Un Survivant Face à Son Passé
Or Levy, trentenaire au visage marqué par la souffrance, s’est adressé à une foule émue lors d’une visite d’une semaine en Afrique du Sud. Ce voyage, organisé par des associations locales, s’inscrit dans une série d’initiatives visant à sensibiliser sur les événements tragiques du 7 octobre 2023. Ce jour-là, une attaque d’une ampleur sans précédent a bouleversé sa vie, celle de sa famille, et celle de milliers d’autres. Festivalier au Tribe of Nova, un événement musical qui a viré au cauchemar, il a été enlevé sous les yeux de sa femme, assassinée dans l’abri où ils s’étaient réfugiés.

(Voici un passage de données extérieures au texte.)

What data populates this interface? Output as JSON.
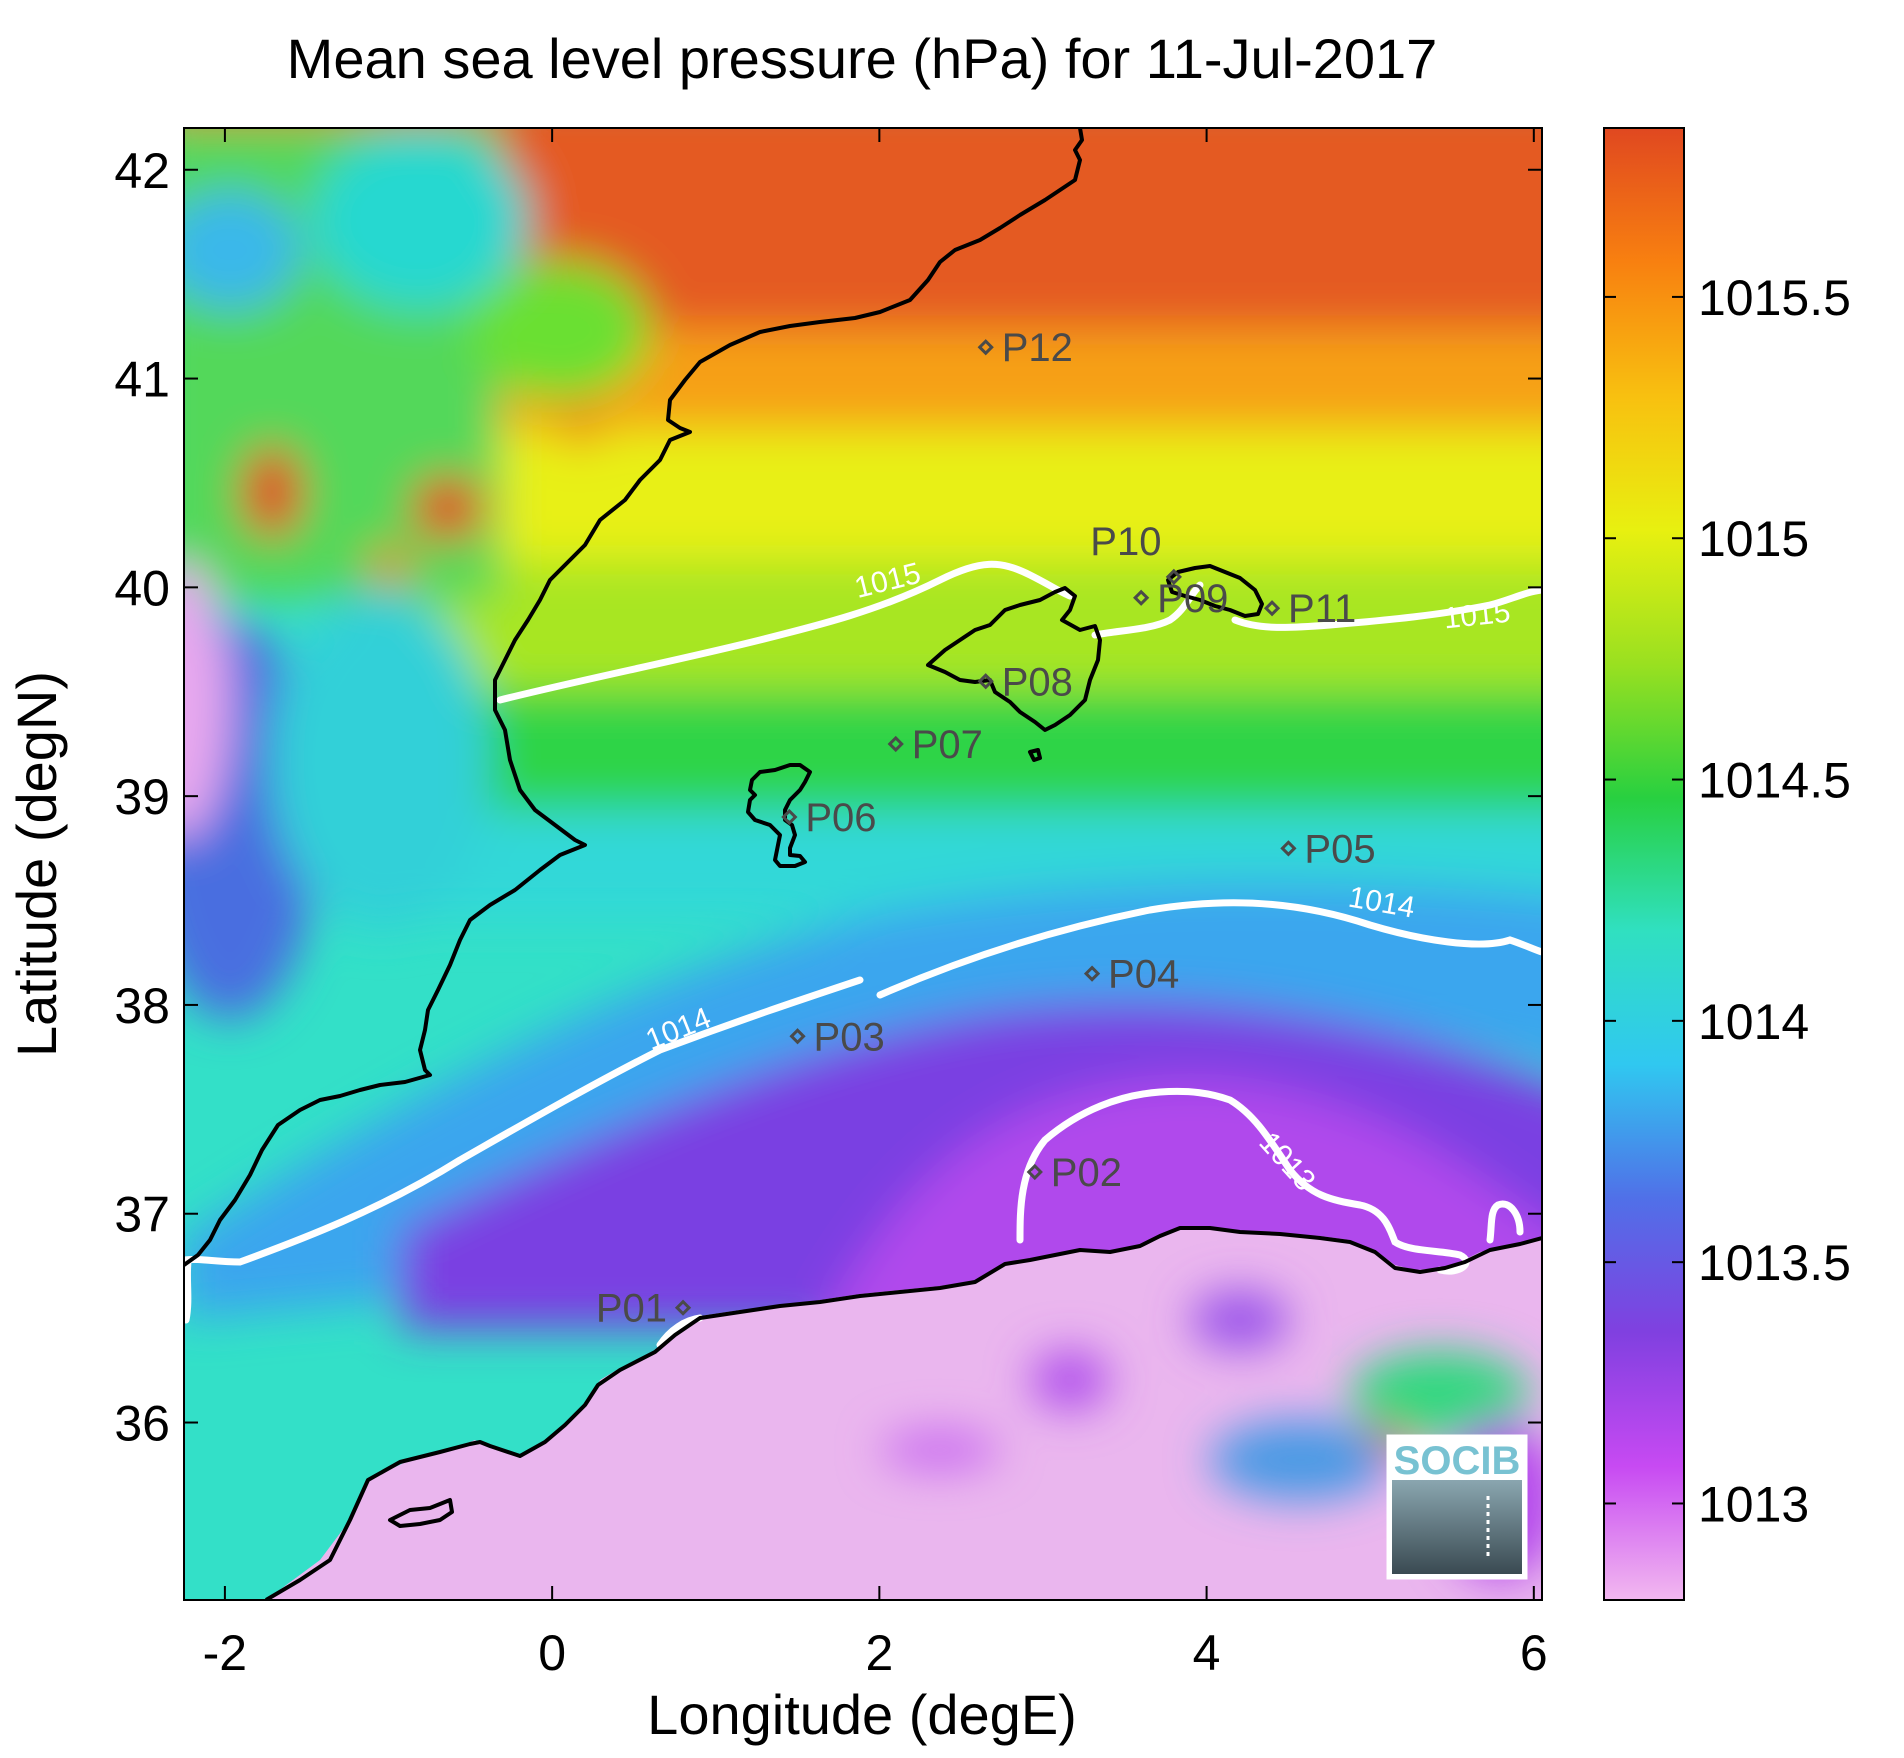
{
  "title": "Mean sea level pressure (hPa) for 11-Jul-2017",
  "xlabel": "Longitude (degE)",
  "ylabel": "Latitude (degN)",
  "x_ticks": [
    "-2",
    "0",
    "2",
    "4",
    "6"
  ],
  "y_ticks": [
    "36",
    "37",
    "38",
    "39",
    "40",
    "41",
    "42"
  ],
  "colorbar": {
    "ticks": [
      "1013",
      "1013.5",
      "1014",
      "1014.5",
      "1015",
      "1015.5"
    ],
    "range": [
      1012.8,
      1015.85
    ],
    "colors": [
      "#f2b8f0",
      "#c74af2",
      "#8040e0",
      "#5070e8",
      "#30c8f0",
      "#30e0c0",
      "#28d040",
      "#9ae020",
      "#e8f010",
      "#f8c010",
      "#f88010",
      "#e04820"
    ]
  },
  "logo_text": "SOCIB",
  "chart_data": {
    "type": "heatmap",
    "title": "Mean sea level pressure (hPa) for 11-Jul-2017",
    "xlabel": "Longitude (degE)",
    "ylabel": "Latitude (degN)",
    "xlim": [
      -2.25,
      6.05
    ],
    "ylim": [
      35.15,
      42.2
    ],
    "colorbar_range": [
      1012.8,
      1015.85
    ],
    "contours": [
      {
        "level": 1013,
        "label": "1013"
      },
      {
        "level": 1014,
        "label": "1014"
      },
      {
        "level": 1015,
        "label": "1015"
      }
    ],
    "stations": [
      {
        "name": "P01",
        "lon": 0.8,
        "lat": 36.55
      },
      {
        "name": "P02",
        "lon": 2.95,
        "lat": 37.2
      },
      {
        "name": "P03",
        "lon": 1.5,
        "lat": 37.85
      },
      {
        "name": "P04",
        "lon": 3.3,
        "lat": 38.15
      },
      {
        "name": "P05",
        "lon": 4.5,
        "lat": 38.75
      },
      {
        "name": "P06",
        "lon": 1.45,
        "lat": 38.9
      },
      {
        "name": "P07",
        "lon": 2.1,
        "lat": 39.25
      },
      {
        "name": "P08",
        "lon": 2.65,
        "lat": 39.55
      },
      {
        "name": "P09",
        "lon": 3.6,
        "lat": 39.95
      },
      {
        "name": "P10",
        "lon": 3.8,
        "lat": 40.05
      },
      {
        "name": "P11",
        "lon": 4.4,
        "lat": 39.9
      },
      {
        "name": "P12",
        "lon": 2.65,
        "lat": 41.15
      }
    ]
  }
}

Son témoignage, livré avec une sincérité désarmante, ne laisse personne indifférent. Les sanglots étouffés dans l’assemblée témoignent de la puissance de ses mots. Mais pourquoi choisir l’Afrique du Sud, un pays où les tensions autour du conflit israélo-palestinien sont particulièrement vives ? La réponse réside dans la mission d’Or Levy : faire entendre la douleur des victimes et plaider pour la libération des otages encore retenus.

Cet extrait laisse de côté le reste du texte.